Pilot Project for the Citizendium to Launch This Week
MOUNT HERMON, California – October 17, 2006 – A major new encyclopedia project will soon attempt to unseat Wikipedia as the go-to destination for general information online. Like Wikipedia, the Citizendium (sit-ih-ZEN-dee-um), or "the Citizen’s Compendium," will be a wiki project open to public collaboration. But, unlike Wikipedia, the community will be guided by expert editors, and contributors will be expected to use their own names, not anonymous pseudonyms.
The initiative is being spearheaded by Wikipedia’s co-founder, Larry Sanger, who, after leaving the well-known wiki project, became one of its more vocal critics. Sanger first announced the effort on September 15 at the Wizards of OS conference in Berlin. Sanger, who holds a Ph.D. in Philosophy from The Ohio State University, has taken a leave of absence from the Digital Universe Foundation in order to lead the new project.
This week, the fledgling Citizendium Foundation will launch a six-week pilot project open to potential contributors by invitation (see http://www.citizendium.org/cfa.html).
"Not only enormous and free, but reliable"
"Wikipedia has accomplished great things, but the world can do even better," said Sanger. "By engaging expert editors, eliminating anonymous contribution, and launching a more mature community under a new charter, a much broader and more influential group of people and institutions will be able to improve upon Wikipedia’s extremely useful, but often uneven work. The result will be not only enormous and free, but reliable."
Gareth Leng, Professor of Experimental Physiology of the University of Edinburgh, has agreed to serve as one such Citizendium editor. Professor Leng said, "Public understanding of science needs scientists to help to explain, clearly and objectively, what science can do and what it can’t, its weaknesses as well as its strengths, its failures as well as its promise. At the Citizendium, our role will not be to tell readers what opinions they should hold, but to give them the means to decide, rationally, for themselves."
The Citizendium will begin by "mirroring" Wikipedia’s content, which its license, the GNU Free Documentation License, permits. Contributors will then be able to edit articles under the new system. The eventual goal will be to either improve or replace all Wikipedia-sourced content. The Citizendium’s expert editors will also be able to bless versions of articles as "approved," but without freezing further article development on the wiki. Participants hope a giant body of trustworthy free content will result.
Organizational work ramping up quickly
The Citizendium is ramping up organizational work quickly and a number of people have already put in many hours on the project. Since its initial announcement, the project has added over 340 members to its main e-mail discussion list, where discussions have focused on what policies the new project should follow. There is also an active Web-based forum and a planning wiki.
The pilot project will be invitation-only. Invitations can be applied for on the website (see http://www.citizendium.org/cfa.html). During this time, editors, community managers called "constables," as well as rank-and-file authors will together develop the rules of the project. They will also actually get to work editing and creating new articles.

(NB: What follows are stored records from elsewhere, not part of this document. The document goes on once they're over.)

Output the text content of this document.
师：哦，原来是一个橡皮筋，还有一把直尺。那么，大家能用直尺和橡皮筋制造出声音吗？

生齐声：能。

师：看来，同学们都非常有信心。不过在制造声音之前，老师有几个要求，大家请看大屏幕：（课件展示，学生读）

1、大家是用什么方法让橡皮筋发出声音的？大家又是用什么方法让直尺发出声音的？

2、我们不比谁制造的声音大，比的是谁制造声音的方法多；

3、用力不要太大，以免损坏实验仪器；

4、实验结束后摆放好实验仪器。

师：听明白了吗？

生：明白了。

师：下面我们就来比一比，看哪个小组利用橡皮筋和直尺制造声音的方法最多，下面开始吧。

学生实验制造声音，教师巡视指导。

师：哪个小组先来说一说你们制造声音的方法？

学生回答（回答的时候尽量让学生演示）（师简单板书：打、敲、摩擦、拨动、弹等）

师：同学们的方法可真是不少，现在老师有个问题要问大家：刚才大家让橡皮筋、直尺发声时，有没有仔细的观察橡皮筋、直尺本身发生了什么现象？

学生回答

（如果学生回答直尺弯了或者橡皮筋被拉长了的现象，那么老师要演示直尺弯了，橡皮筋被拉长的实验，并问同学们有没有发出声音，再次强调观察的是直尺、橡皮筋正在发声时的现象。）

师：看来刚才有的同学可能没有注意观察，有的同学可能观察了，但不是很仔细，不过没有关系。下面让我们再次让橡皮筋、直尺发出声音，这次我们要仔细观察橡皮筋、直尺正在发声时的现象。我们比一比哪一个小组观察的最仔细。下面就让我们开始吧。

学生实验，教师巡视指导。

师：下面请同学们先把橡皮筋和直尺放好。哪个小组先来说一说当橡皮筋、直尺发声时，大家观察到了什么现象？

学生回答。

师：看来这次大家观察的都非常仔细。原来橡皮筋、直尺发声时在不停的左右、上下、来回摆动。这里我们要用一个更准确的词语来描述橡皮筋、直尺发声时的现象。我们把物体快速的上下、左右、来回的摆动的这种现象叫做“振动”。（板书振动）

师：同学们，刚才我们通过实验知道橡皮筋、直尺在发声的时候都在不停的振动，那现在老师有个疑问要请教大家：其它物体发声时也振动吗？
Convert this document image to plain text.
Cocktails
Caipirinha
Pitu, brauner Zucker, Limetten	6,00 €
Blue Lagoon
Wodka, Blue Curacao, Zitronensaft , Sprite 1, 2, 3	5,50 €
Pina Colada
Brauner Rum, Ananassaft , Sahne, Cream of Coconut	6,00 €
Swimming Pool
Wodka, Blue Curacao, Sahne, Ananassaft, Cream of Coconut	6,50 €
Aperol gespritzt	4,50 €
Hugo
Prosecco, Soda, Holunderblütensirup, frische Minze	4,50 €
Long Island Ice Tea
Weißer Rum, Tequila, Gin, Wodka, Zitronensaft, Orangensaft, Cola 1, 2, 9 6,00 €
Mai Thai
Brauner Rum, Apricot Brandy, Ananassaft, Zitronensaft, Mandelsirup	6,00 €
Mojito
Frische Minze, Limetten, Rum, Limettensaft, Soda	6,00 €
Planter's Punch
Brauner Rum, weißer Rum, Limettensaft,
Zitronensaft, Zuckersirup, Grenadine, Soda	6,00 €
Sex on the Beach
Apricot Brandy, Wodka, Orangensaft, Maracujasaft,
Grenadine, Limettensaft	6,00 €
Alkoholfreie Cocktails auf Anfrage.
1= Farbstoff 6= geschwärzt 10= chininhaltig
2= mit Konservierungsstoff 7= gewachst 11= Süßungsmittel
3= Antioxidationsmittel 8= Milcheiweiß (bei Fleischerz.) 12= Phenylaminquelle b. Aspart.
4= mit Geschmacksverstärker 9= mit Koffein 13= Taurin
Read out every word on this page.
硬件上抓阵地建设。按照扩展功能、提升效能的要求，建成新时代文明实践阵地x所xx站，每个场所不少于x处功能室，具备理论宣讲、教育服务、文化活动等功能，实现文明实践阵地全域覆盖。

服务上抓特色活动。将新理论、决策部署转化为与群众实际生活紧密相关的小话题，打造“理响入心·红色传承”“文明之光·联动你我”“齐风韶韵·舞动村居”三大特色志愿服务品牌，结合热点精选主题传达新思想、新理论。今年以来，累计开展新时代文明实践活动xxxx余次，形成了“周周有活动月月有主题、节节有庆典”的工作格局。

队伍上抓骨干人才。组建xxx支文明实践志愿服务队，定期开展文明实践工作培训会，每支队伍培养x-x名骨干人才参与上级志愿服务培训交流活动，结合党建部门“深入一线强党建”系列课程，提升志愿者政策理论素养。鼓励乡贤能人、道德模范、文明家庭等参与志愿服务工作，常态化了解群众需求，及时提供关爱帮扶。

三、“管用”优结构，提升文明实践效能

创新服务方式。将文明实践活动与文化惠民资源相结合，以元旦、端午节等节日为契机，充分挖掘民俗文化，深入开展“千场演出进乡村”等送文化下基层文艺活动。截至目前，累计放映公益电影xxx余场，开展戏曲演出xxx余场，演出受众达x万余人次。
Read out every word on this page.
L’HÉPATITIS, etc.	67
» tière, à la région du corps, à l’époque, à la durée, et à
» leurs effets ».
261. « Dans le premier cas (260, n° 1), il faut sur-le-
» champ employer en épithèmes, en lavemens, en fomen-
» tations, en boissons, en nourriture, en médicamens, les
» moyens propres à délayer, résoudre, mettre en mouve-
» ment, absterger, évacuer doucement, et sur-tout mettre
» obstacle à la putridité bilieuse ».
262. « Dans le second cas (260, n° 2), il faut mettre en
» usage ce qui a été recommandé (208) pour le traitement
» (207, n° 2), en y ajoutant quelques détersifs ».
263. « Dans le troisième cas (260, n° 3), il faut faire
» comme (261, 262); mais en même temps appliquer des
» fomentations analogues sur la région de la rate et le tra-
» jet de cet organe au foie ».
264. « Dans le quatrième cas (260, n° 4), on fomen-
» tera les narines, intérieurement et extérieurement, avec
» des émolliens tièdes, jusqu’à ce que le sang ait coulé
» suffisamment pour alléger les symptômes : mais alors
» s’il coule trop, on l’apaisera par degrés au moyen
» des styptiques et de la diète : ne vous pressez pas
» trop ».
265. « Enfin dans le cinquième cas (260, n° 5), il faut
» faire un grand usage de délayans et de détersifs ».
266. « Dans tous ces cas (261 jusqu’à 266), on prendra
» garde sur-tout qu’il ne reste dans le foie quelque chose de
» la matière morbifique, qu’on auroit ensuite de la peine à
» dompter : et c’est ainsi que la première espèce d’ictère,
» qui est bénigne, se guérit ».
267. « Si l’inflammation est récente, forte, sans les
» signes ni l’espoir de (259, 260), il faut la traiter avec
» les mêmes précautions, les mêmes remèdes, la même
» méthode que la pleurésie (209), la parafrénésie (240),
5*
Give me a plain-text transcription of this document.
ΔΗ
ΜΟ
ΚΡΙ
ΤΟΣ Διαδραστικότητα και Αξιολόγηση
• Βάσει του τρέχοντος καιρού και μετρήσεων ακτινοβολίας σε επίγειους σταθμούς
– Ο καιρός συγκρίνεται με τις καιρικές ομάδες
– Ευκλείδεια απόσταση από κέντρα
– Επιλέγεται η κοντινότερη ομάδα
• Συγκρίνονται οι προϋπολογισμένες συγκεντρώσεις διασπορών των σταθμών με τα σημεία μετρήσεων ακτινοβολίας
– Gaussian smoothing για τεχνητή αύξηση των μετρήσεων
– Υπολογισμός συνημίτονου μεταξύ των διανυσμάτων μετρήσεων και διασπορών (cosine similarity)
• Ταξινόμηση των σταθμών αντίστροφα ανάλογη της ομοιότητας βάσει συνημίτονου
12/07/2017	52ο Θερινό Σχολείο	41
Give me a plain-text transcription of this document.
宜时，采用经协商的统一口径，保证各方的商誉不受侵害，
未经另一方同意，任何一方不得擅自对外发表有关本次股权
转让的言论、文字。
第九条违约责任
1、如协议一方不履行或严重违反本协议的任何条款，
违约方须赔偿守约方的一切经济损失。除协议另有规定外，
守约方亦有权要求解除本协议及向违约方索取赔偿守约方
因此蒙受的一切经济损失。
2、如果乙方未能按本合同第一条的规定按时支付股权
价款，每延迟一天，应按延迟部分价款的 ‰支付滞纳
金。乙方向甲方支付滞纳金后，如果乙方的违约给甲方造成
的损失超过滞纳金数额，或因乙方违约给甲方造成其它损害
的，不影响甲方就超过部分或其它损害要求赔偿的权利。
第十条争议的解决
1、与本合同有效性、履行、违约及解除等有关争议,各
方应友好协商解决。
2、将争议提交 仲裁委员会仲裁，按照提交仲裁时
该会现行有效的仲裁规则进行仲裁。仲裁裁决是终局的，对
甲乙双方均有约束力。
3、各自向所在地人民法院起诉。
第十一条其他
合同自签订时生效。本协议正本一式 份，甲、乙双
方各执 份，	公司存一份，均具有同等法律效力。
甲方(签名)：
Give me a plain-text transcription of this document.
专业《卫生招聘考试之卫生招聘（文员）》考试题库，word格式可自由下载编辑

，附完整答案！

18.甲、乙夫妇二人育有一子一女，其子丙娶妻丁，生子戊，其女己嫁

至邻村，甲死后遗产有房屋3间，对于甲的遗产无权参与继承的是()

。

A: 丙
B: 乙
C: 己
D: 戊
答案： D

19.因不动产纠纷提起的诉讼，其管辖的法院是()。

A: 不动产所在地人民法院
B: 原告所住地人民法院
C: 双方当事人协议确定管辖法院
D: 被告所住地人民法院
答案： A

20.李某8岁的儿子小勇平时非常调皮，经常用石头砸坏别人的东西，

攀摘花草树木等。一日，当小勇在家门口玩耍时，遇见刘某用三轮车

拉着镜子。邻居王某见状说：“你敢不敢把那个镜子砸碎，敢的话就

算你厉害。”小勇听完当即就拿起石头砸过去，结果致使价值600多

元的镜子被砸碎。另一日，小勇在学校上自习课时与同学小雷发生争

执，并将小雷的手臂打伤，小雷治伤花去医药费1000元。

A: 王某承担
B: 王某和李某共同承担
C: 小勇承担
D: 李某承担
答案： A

For the pilot project, Steadfast Networks of Chicago is providing a server and bandwidth free of charge. Three experienced system administrators, including Peter Hitchmough of the U.K. and Greg Sabino Mullane and Jason Potkanski of the U.S., are leading the Citizendium’s technical efforts. The Chief Constable for the project is Ruth Ifcher, who played early, key roles in the Citizendium’s predecessors, Nupedia and Wikipedia. The project mailing lists are being hosted by Purdue University, and the main mailing list moderator is Australian Phil Wardle.
Project leaders have launched a contributor recruitment drive to attract college students and professors, research scientists, independent scholars, and people who simply like to read books. Already, partly as a result of early news coverage of the Citizendium on Slashdot.org, the Guardian, and in the prestigious scientific journal Nature, dozens of well-qualified people have already applied to become editors. One of these is Jaime Nubiola, Professor of Philosophy at the University of Navarra (Spain). "I was involved in Nupedia years ago," Nubiola said, "and I am excited now to take part in the Citizendium."
The project will also be reaching out to professional and academic organizations. "Such organizations usually have an educational mission, with which we will be uniquely positioned to help," said Sanger. "So we want to make a special place for representatives of these organizations in our editorial workgroups. We hope they’ll respond positively to our solicitations, which we’ll be sending out soon."
After initial work, the project will be opened up to public view, and to contribution by anyone who supplies his or her real name, a working e-mail address, and a statement of commitment to the Citizendium’s "social contract," or basic policies.
A new Citizendium Foundation looks to the future
The Citizendium Foundation has started the process of applying for 501(c)(3) status. The organization has received a firm commitment for a significant seed grant from a foundation, as well as small personal donations. Finally, discussions are under way with a major computer manufacturer about the possibility of project support.
The project will launch initially in the English language. There is some interest in similar Wikipedia branches in other languages, so some may be launched next year. Project participants are also interested in pooling their resources for related projects in the future.